The following are my notes on The Autobiography of Alexander Luria: A Dialogue with the Making of Mind, authored by Michael Cole, Karl Levitin and Alexander Luria. This book also includes a DVD with video interviews of many people who knew Luria. This is a wonderful novel way to design a biography. The book is also associated with an author web site at UC-San Diego. This site has a number of photographs of Luria and an interview with Oliver Sachs and Jerome Bruner (?) (Since the person is not identified in the interview, I am not sure who it is.).
The Preface explains the history of biographical information written about Luria through the years, including material Luria wrote himself. The present volume is an attempt to elaborate and annotate Luria's The Making of the Mind, an account written by Luria of his scientific/professional history, with material that places this in social context and elaborates Luria's personality based on accounts of people who knew him well.
Ch1 The Historical Context. This chapter is one of the essays by Michael Cole. It describes the state of psychology at the time Luria started working and the concepts that were salient at the time. Of course, the Soviet system was a tremendous influence on psychology in Russia. It appears that Luria and other psychologists were either influenced by it in many implicit ways that they endorsed, or they spent a lot of time coping with it in attempt to publish ideas that were contrary to communism but they felt compeled to discuss.
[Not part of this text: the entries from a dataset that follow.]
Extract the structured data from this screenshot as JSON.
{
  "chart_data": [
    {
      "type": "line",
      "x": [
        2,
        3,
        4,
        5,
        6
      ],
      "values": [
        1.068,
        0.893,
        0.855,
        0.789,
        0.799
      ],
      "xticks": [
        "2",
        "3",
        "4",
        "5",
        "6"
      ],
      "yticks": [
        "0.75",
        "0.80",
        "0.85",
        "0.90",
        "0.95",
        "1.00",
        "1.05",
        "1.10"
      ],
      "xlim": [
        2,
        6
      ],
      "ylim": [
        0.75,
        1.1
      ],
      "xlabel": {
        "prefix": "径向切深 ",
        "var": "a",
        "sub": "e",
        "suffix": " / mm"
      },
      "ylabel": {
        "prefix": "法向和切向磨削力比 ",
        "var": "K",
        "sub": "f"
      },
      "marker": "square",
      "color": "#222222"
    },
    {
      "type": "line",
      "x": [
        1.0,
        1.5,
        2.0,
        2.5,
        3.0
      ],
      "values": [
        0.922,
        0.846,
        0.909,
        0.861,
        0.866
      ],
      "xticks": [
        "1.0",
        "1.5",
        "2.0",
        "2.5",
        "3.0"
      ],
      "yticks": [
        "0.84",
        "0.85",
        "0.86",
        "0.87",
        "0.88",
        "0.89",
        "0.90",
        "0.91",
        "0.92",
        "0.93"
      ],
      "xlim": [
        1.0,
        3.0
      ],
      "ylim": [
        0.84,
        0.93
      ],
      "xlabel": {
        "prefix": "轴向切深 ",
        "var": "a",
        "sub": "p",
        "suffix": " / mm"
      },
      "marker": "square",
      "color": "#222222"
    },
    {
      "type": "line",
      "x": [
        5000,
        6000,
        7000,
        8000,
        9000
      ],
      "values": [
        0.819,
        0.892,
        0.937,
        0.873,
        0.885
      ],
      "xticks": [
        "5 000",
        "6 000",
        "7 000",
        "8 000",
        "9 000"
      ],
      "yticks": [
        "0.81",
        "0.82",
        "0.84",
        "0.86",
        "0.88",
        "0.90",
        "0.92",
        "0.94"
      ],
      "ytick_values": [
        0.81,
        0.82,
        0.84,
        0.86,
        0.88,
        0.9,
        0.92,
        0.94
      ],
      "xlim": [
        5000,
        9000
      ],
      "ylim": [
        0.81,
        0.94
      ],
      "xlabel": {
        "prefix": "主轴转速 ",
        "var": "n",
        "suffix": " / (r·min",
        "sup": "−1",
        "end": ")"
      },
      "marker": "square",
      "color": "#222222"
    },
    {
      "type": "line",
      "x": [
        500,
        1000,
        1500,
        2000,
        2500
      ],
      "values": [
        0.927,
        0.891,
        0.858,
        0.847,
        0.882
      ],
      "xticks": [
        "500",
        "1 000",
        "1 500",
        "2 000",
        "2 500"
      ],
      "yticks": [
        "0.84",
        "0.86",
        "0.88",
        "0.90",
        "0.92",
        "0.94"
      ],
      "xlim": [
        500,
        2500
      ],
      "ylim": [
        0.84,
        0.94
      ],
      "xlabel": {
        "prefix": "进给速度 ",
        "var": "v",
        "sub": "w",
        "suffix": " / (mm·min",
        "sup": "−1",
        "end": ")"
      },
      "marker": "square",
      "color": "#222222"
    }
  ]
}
p3: Pavlov and associationism was the undercurrent of almost all Soviet psychology. The contrast of idiographic and nomothetic were salient (see p23). Could Psychology really consist of an experimetal science? Freud was a strong influence on Luria and reiforced an idiographic approach.
p5: Wundt and introspection. Luria was born into a psychology world of experimental introspection. I think this may have influenced his studies of the people of Uzbekistan.
p6: Luria respected the rigor of the laboratory. The problem was the manner in which the laboratory restricted the phenomena under study. The psychologist's task is to integrate the specific derived from the laboratory into the general model that explains all valid phenomena.
p7: Word associations in psychoanalysis were attempts to examine how concepts are associated.
p7: Luria was influenced by Freud and Jung through reading them in the original German.
p8: Check Sechenov, Reflexes of the Brain.
p8: Neuroscience may explain specific and simple mental processes; the complex ones are not reducible.
p8: Introspection is the method to study complex phenomena, such as language and culture.
p9: Structuralism - Wundt, Tichener - Elemental Introspection
Behaviorism - Watson - Elemental Phenomenological
Functionalism - James - Idiographic Theoretical
Gestalt - Nonelemental- Psychology as a whole
Luria did not follow any one school. Luria and Vygotsky were interested in internal motivations, "hidden complexes", used experimental methods, "experimental Freudians".
p10-11: Brain function by analogy to a telephone switchboard, computers. Check Miller et al., Plans and the Structure of Behavior.
p22: Dilthey - reale psychologie - Man as a unified, dynamic system.
p23: idiographic vs nomothetic. Individual cases vs natural laws. Luria wanted a psychology that would overcome this conflict. One that would explain the concrete facts of the mental life of individuals, and generate explanatory laws.
p23: Psychoanalytic writings. Freud, Adler, Jung.
p24: Graduated Kazan Univ. 1921. Studied Medicine and Psychology at the same time.
p25: Hipp Chronoscope for reaction time. Jung - Studies of Diagnostic Association. James - Varieties of Religious Experience. Pavlov - Excitatory and inhibitory processes of the central nervous system.
p26: Using the Hipp Chronoscope he studied the effect of hard work on mental activity, the influence of verbal instruction on reaction time - the role of speech in regulation of reaction time.
p26: Founded a journal - Problems of the Psychophysiology of Labor. Tried to recruit Bekhterev onto the editorial board. He had to use yellow paper from a soap factory to print the journal.